政治家は、有権者の代表として、市民の声を政策に反映する役割を担います。また、研究者は、制度に関わる事項の歴史的な変遷の整理やその検証、他国の比較、付随する問題の明確化などを通して、社会におけるビジョン策定をバックアップする役割を担います。

③制度を設計する人:官僚(国家公務員)

目指すべきビジョンを実現していくためには、制度の設計が必要です。たとえば、現状の法体系の中でどのように位置付けるのか、必要な財源をどう配分するのかなどを、明確にしていく役割を担います。

④制度を運用する人:自治体の公務員

制定された制度をどう必要な人に届けていくのかは、より必要としている人に近い自治体の公務員がアサインする場合が多いです。制度が必要な人に届くように周知すること、スムーズに活用できるプロセスを組むことはもちろん、適切な活用がされているのかのチェックも担います。

⑤ 制度を活用する人:本人 with 福祉専門職

まず、制度を活用する主体は、必要としている本人です。福祉専門職は、その制度を活用したサービスを提供したり、制度を活用できるようにサポートしたりする役割を持ちます。制度を活用することは「施し」であってはなりません。あくまで本人の自己決定や自己選択を尊重する「砦」となる存在が、福祉専門職です。

⑥制度を支える人:市民

財源の一部となる「納税」を通して制度を支えているのが市民です。
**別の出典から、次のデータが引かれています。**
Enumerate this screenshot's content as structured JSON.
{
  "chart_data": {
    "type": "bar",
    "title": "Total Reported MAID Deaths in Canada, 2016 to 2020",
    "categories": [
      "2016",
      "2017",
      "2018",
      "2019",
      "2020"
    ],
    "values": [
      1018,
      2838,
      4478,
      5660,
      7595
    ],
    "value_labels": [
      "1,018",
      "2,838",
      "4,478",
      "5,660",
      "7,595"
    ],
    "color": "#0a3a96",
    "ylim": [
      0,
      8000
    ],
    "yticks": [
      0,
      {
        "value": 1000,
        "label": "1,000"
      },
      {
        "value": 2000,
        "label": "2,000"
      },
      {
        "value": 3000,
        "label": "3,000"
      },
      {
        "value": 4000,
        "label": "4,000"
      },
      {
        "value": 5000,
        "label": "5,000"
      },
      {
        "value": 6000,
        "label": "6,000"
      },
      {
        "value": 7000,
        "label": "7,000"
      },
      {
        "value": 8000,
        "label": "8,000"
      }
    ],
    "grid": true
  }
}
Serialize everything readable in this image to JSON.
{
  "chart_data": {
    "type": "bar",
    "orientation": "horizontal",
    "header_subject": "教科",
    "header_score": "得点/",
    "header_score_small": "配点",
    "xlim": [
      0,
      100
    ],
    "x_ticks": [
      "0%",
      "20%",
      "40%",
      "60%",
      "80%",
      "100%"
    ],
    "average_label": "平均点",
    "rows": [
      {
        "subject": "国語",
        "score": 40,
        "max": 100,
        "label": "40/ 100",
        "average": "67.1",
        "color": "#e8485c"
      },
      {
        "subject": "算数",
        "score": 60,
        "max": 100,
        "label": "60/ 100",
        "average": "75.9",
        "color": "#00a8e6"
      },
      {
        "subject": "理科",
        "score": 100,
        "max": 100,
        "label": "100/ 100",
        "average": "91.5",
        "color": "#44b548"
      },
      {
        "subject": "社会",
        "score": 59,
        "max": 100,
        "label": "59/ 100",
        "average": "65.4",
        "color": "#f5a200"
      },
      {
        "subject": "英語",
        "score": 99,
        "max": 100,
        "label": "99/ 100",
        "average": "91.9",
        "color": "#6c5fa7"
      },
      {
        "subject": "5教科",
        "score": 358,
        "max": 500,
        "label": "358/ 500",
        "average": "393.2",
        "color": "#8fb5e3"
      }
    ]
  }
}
また選挙の投票を通して、社会のビジョンを描く政治家を選ぶことも、間接的に制度を支えることになります。また、場合によっては「インフォーマルな資源」などと位置づけられるボランティア活用などを通して、制度を活用する
本人を直接的に支えることもできます。

誰がどこから社会を変えるのか

よりよい社会をつくるための切り口はさまざまです(もちろん、ここで挙げた以外のアプローチもあるでしょう)。時には、対立構造も生む場合もあります(「告発」から新たな制度が実現する場合もあります)。
ただ、大事なのは、本来どのフェーズにある人とも、「社会をよりよくする」という共通の目的で協働可能である、ということです。単なる理想論として片づけることは簡単ですが、今まさに課題に直面しているこどもを救うために、時には利害関係や対立を傍らに置いて「おとなたち」が手を携える社会をつくっていくこと、これが私たちが目指していく未来です。